TEXAS VIEW: Safer schools increase screening, treatment for mental health issuesTHE POINT: Legislation arms teachers, adds mental health services.

Gov. Greg Abbott on Thursday signed several bills addressing the recent rise in school shootings. While much of the attention on this legislation has been directed toward provisions allowing school teachers and staff to carry firearms, perhaps the most promising features are calls for better screening and treatment for mental health issues on school campuses.

Less than a year after eight students and two teachers were killed at Santa Fe High School near Houston, the Texas Legislature passed several bills relating to campus security. Abbott signed three of them Thursday.

Senate Bill 11, co-sponsored by Sen. Eddie Lucio, D-Brownsville, seeks to improve emergency preparedness and response. In addition to providing for improved safety hardware such as metal detectors, reinforced doors and alarm systems, it also calls for training to better identify possible threats.
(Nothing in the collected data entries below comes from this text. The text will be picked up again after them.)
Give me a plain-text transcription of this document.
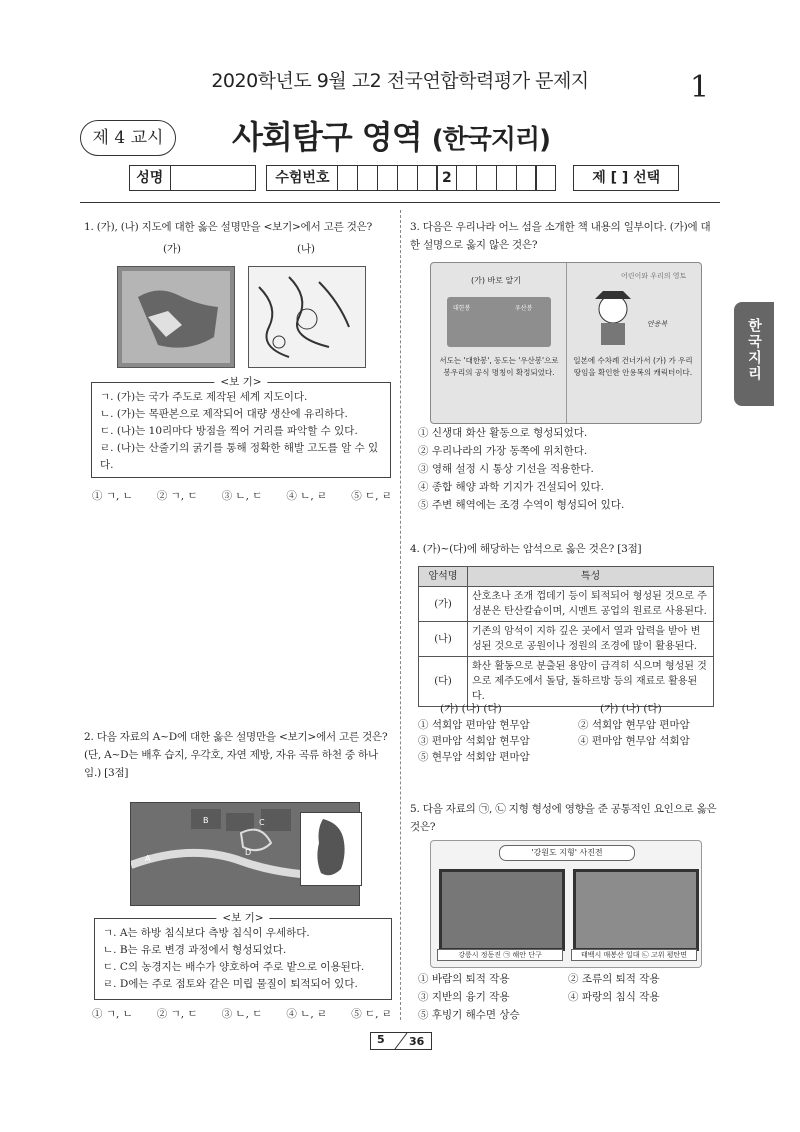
2020학년도 9월 고2 전국연합학력평가 문제지	1
제 4 교시	사회탐구 영역 (한국지리)
성명	수험번호	2	제 [ ] 선택
한국지리
1. (가), (나) 지도에 대한 옳은 설명만을 <보기>에서 고른 것은?
(가)	(나)
<보 기>
ㄱ. (가)는 국가 주도로 제작된 세계 지도이다.
ㄴ. (가)는 목판본으로 제작되어 대량 생산에 유리하다.
ㄷ. (나)는 10리마다 방점을 찍어 거리를 파악할 수 있다.
ㄹ. (나)는 산줄기의 굵기를 통해 정확한 해발 고도를 알 수 있다.
① ㄱ, ㄴ ② ㄱ, ㄷ ③ ㄴ, ㄷ ④ ㄴ, ㄹ ⑤ ㄷ, ㄹ
2. 다음 자료의 A~D에 대한 옳은 설명만을 <보기>에서 고른 것은? (단, A~D는 배후 습지, 우각호, 자연 제방, 자유 곡류 하천 중 하나임.) [3점]
A
B	C
D
<보 기>
ㄱ. A는 하방 침식보다 측방 침식이 우세하다.
ㄴ. B는 유로 변경 과정에서 형성되었다.
ㄷ. C의 농경지는 배수가 양호하여 주로 밭으로 이용된다.
ㄹ. D에는 주로 점토와 같은 미립 물질이 퇴적되어 있다.
① ㄱ, ㄴ ② ㄱ, ㄷ ③ ㄴ, ㄷ ④ ㄴ, ㄹ ⑤ ㄷ, ㄹ
3. 다음은 우리나라 어느 섬을 소개한 책 내용의 일부이다. (가)에 대한 설명으로 옳지 않은 것은?
(가) 바로 알기
대한봉	우산봉
서도는 '대한봉', 동도는 '우산봉'으로 봉우리의 공식 명칭이 확정되었다.
어린이와 우리의 영토
안용복
일본에 수차례 건너가서 (가) 가 우리 땅임을 확인한 안용복의 캐릭터이다.
① 신생대 화산 활동으로 형성되었다.
② 우리나라의 가장 동쪽에 위치한다.
③ 영해 설정 시 통상 기선을 적용한다.
④ 종합 해양 과학 기지가 건설되어 있다.
⑤ 주변 해역에는 조경 수역이 형성되어 있다.
4. (가)~(다)에 해당하는 암석으로 옳은 것은? [3점]
암석명	특성
(가)	산호초나 조개 껍데기 등이 퇴적되어 형성된 것으로 주 성분은 탄산칼슘이며, 시멘트 공업의 원료로 사용된다.
(나)	기존의 암석이 지하 깊은 곳에서 열과 압력을 받아 변성된 것으로 공원이나 정원의 조경에 많이 활용된다.
(다)	화산 활동으로 분출된 용암이 급격히 식으며 형성된 것으로 제주도에서 돌담, 돌하르방 등의 재료로 활용된다.
(가) (나) (다)	(가) (나) (다)
① 석회암 편마암 현무암	② 석회암 현무암 편마암
③ 편마암 석회암 현무암	④ 편마암 현무암 석회암
⑤ 현무암 석회암 편마암
5. 다음 자료의 ㉠, ㉡ 지형 형성에 영향을 준 공통적인 요인으로 옳은 것은?
'강원도 지형' 사진전
강릉시 정동진 ㉠ 해안 단구	태백시 매봉산 일대 ㉡ 고위 평탄면
① 바람의 퇴적 작용	② 조류의 퇴적 작용
③ 지반의 융기 작용	④ 파랑의 침식 작용
⑤ 후빙기 해수면 상승
5 36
Schools can now allow teachers and other personnel to carry firearms, provided they complete police-type courses that include weapons proficiency and quick-response active shooter training.

SB11 also seeks to improve strategies for suicide prevention, conflict resolution and discipline management, as well as addressing the needs of students with disabilities, educational or language disadvantages and other special needs.

Public and charter school districts are to report periodically to the state education commissioner on the programs they implement and issues they encounter.

House Bill 18 increases mental health training for teachers, counselors and other educators to better identify and address students who might show a need for mental health services. It creates school-based mental health centers and calls for more specially trained mental health professionals on campus.

Lucio and Judith Zaffirini of Laredo supported the bill in the Senate and Reps. Terry Canales of Edinburg, Alex Dominguez of Brownsville and Armando Martinez of Weslaco co-sponsored it in the House.

A third bill signed Thursday allows schools to place as many marshals as they deem necessary to better ensure campus safety.

Arming school staff will always be subject to debate. Determining the need for weapons usually means a volatile situation already is in progress, and many people fear that adding more people with firearms could only make unnecessary escalation and violence more likely.

Improving mental health services, on the other hand, could help prevent violence by identifying and counseling students who have shown behavioral changes, or about whom other students have expressed concerns. If students dealing with emotional or mental issues can receive treatment, or those who have made threats or shown violent tendencies identified before the take action, school staff might never have to put their firearms training and skills to the test.

Preventing violent situations is always better than engaging armed, unstable intruders. The new state laws’ provisions that address mental and situational threats offer more promise, and warrant support, beyond those that enable more guns on campus.